Какие-то соломенного цвета пряди, свисая сверху, надоедливо лезли ему в лицо, щекотали щеки, мешали смотреть. Рук, чтобы убрать их, у Мансурова не было, не было даже рта, чтобы сдуть с лица эту дрянь. Кстати, очки тоже куда-то пропали, иначе эти пряди, похожие на прическу целлулоидной куклы, не лезли бы в глаза. Они дико раздражали, мешая не только смотреть, но и думать. Ощущение было такое, словно по лицу ползала целая стая мух, царапала лапками, щекотала, запускала хоботки в раскрытые поры. Алексей стиснул зубы и отчаянно потряс головой. Скосив глаза, он увидел грязный бетонный пол и лежавший на нем спутанный белокурый парик.

Как только мозг осознал увиденное, возведенная им защитная дамба рухнула, и к Мансурову вернулась память — вся, целиком, без пропусков и белых пятен.
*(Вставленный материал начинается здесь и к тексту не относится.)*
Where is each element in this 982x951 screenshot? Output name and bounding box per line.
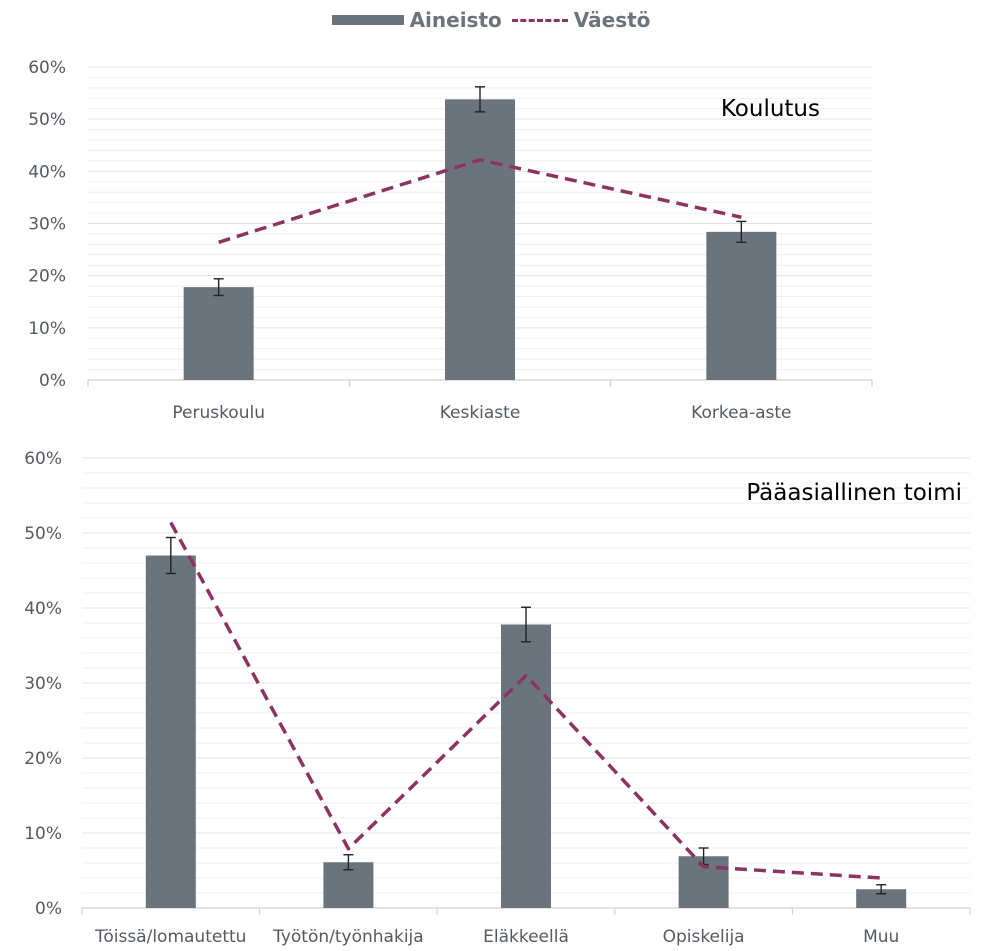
y-tick-label: 60%	[24, 449, 62, 469]
y-tick-label: 40%	[28, 162, 66, 182]
bar-muu	[856, 889, 907, 908]
y-tick-label: 0%	[35, 899, 62, 919]
legend-label-vaesto: Väestö	[573, 8, 651, 32]
y-tick-label: 50%	[24, 524, 62, 544]
x-category-label: Peruskoulu	[172, 403, 265, 423]
bar-töissä-lomautettu	[145, 555, 196, 908]
y-tick-label: 10%	[28, 319, 66, 339]
x-category-label: Muu	[863, 927, 899, 947]
line-vaesto	[169, 521, 882, 880]
y-tick-label: 30%	[24, 674, 62, 694]
bar-korkea-aste	[706, 231, 777, 380]
legend-bar-swatch	[331, 15, 404, 25]
y-tick-label: 20%	[24, 749, 62, 769]
y-tick-label: 50%	[28, 110, 66, 130]
y-tick-label: 0%	[39, 371, 66, 391]
legend-item-vaesto: Väestö	[511, 8, 651, 32]
y-tick-label: 30%	[28, 215, 66, 235]
y-tick-label: 60%	[28, 58, 66, 78]
legend-label-aineisto: Aineisto	[409, 8, 502, 32]
y-tick-label: 40%	[24, 599, 62, 619]
x-category-label: Keskiaste	[440, 403, 521, 423]
legend-item-aineisto: Aineisto	[331, 8, 502, 32]
x-category-label: Töissä/lomautettu	[94, 927, 246, 947]
chart-koulutus: 0% 10% 20% 30% 40% 50% 60% Peruskoulu Keskiaste K…	[28, 58, 873, 423]
x-category-label: Opiskelija	[663, 927, 745, 947]
bar-keskiaste	[445, 99, 515, 381]
chart-legend: Aineisto Väestö	[0, 6, 982, 34]
bar-peruskoulu	[183, 287, 254, 380]
x-category-label: Eläkkeellä	[483, 927, 569, 947]
y-tick-label: 20%	[28, 267, 66, 287]
chart-title: Koulutus	[721, 96, 820, 122]
chart-title: Pääasiallinen toimi	[746, 480, 962, 506]
x-category-label: Työtön/työnhakija	[272, 927, 424, 947]
legend-line-swatch	[511, 18, 568, 22]
y-tick-label: 10%	[24, 824, 62, 844]
bar-eläkkeellä	[501, 624, 551, 908]
line-vaesto	[218, 158, 742, 244]
x-category-label: Korkea-aste	[691, 403, 791, 423]
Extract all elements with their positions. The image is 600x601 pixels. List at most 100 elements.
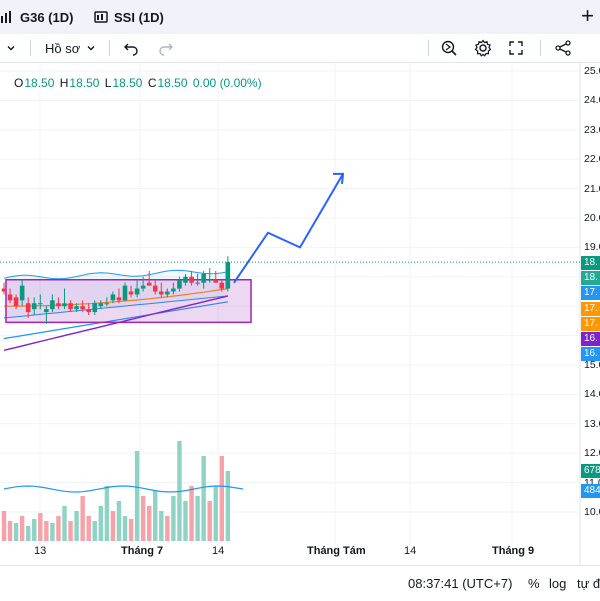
gear-icon[interactable] [474, 34, 492, 62]
time-axis-label: Tháng 9 [492, 545, 535, 557]
candle [152, 279, 158, 295]
price-tag: 16. [581, 332, 600, 346]
candle-body [62, 303, 67, 307]
share-icon[interactable] [554, 34, 572, 62]
chart-grid [0, 62, 580, 545]
toolbar-divider [30, 40, 31, 56]
candle-body [31, 303, 37, 310]
price-tag: 17. [581, 302, 600, 316]
candle [50, 294, 55, 313]
volume-bar [201, 456, 206, 541]
undo-icon[interactable] [123, 34, 139, 62]
add-tab-button[interactable]: + [581, 3, 594, 28]
candle [19, 279, 25, 307]
candle [56, 297, 61, 310]
replay-icon[interactable] [440, 34, 458, 62]
tab-label: SSI (1D) [114, 9, 164, 25]
candle [80, 300, 85, 313]
time-axis-label: 14 [212, 545, 225, 557]
candle [92, 300, 98, 316]
candle-body [225, 262, 231, 289]
close-key: C [147, 76, 157, 90]
candle-body [140, 285, 146, 289]
redo-icon[interactable] [158, 34, 174, 62]
toolbar-divider [109, 40, 110, 56]
volume-bars [1, 441, 244, 541]
volume-bar [153, 491, 158, 541]
volume-ma-line [3, 485, 244, 493]
candle-body [13, 297, 19, 307]
consolidation-box [5, 278, 252, 324]
candle-body [213, 279, 219, 283]
candle [86, 303, 91, 316]
auto-toggle[interactable]: tự đ [577, 576, 600, 591]
volume-bar [171, 496, 176, 541]
candle [183, 273, 188, 286]
candle [177, 276, 182, 292]
candle-body [165, 291, 170, 295]
price-axis-label: 22.0 [584, 153, 600, 166]
chevron-down-icon[interactable] [6, 34, 16, 62]
candle [104, 297, 110, 307]
open-key: O [14, 76, 24, 90]
candle-body [152, 285, 158, 292]
fullscreen-icon[interactable] [508, 34, 524, 62]
price-axis-label: 21.0 [584, 182, 600, 195]
price-axis-label: 14.0 [584, 388, 600, 401]
price-axis-label: 13.0 [584, 417, 600, 430]
candle [7, 288, 13, 304]
consolidation-rectangle [5, 278, 252, 324]
candle-body [195, 282, 200, 284]
candle-body [104, 303, 110, 305]
price-tag: 484 [581, 484, 600, 498]
volume-bar [140, 496, 146, 541]
volume-bar [7, 521, 13, 541]
candle-body [116, 297, 122, 301]
ohlc-legend: O18.50 H18.50 L18.50 C18.50 0.00 (0.00%) [14, 76, 264, 90]
price-tag: 17. [581, 317, 600, 331]
candle-body [110, 294, 116, 301]
percent-toggle[interactable]: % [528, 576, 540, 591]
price-axis-label: 25.0 [584, 65, 600, 77]
volume-bar [195, 496, 200, 541]
candle [25, 297, 31, 318]
candle [116, 288, 122, 304]
volume-bar [189, 486, 194, 541]
candle [225, 256, 231, 292]
profile-dropdown[interactable]: Hồ sơ [45, 34, 96, 62]
candle [44, 306, 49, 324]
candles [1, 256, 231, 324]
bollinger-lower-line [3, 295, 228, 319]
candle [1, 282, 7, 295]
candle-body [1, 288, 7, 292]
moving-average-slow-line [3, 301, 228, 340]
candle-body [56, 303, 61, 307]
clock-time[interactable]: 08:37:41 (UTC+7) [408, 576, 513, 591]
moving-average-line [4, 288, 228, 307]
log-toggle[interactable]: log [549, 576, 567, 591]
candle [159, 282, 164, 298]
close-value: 18.50 [157, 76, 188, 90]
volume-bar [147, 506, 152, 541]
candle-body [38, 303, 43, 305]
candle-body [171, 288, 176, 292]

Какое-то время он все же провалялся в беспамятстве — примерно с того момента, как его швырнули в багажник, и до тех пор, пока пришел в себя, — но это была не такая уж большая потеря. Этот пробел было очень легко заполнить. Раз швырнули в багажник, значит, куда-то собирались везти, а раз он сейчас не в багажнике — значит, уже привезли.

...Из больничной палаты Мансуров вышел без проблем, да и из отделения тоже. Он испытывал облегчение пополам с разочарованием. Облегчение оттого, что все кончилось, что ему больше никого не надо убивать и можно, бросив все, уехать на родину матери, в глухую лесную деревеньку, где до сих пор стоял, медленно разрушаясь, завещанный ему дом. Ну а разочарование... Кто-то когда-то сказал, что о человеке следует судить не только по его друзьям, но и по врагам. Друзей у Мансурова не было, если не считать соседа, санитара Жеки, а враги... Черт подери! Он, Алексей Иванович Мансуров, математик божьей милостью, совершил величайшее в истории науки открытие и мог бы, кажется, рассчитывать на более серьезных оппонентов, чем обыкновенные бандиты и горстка религиозных фанатиков.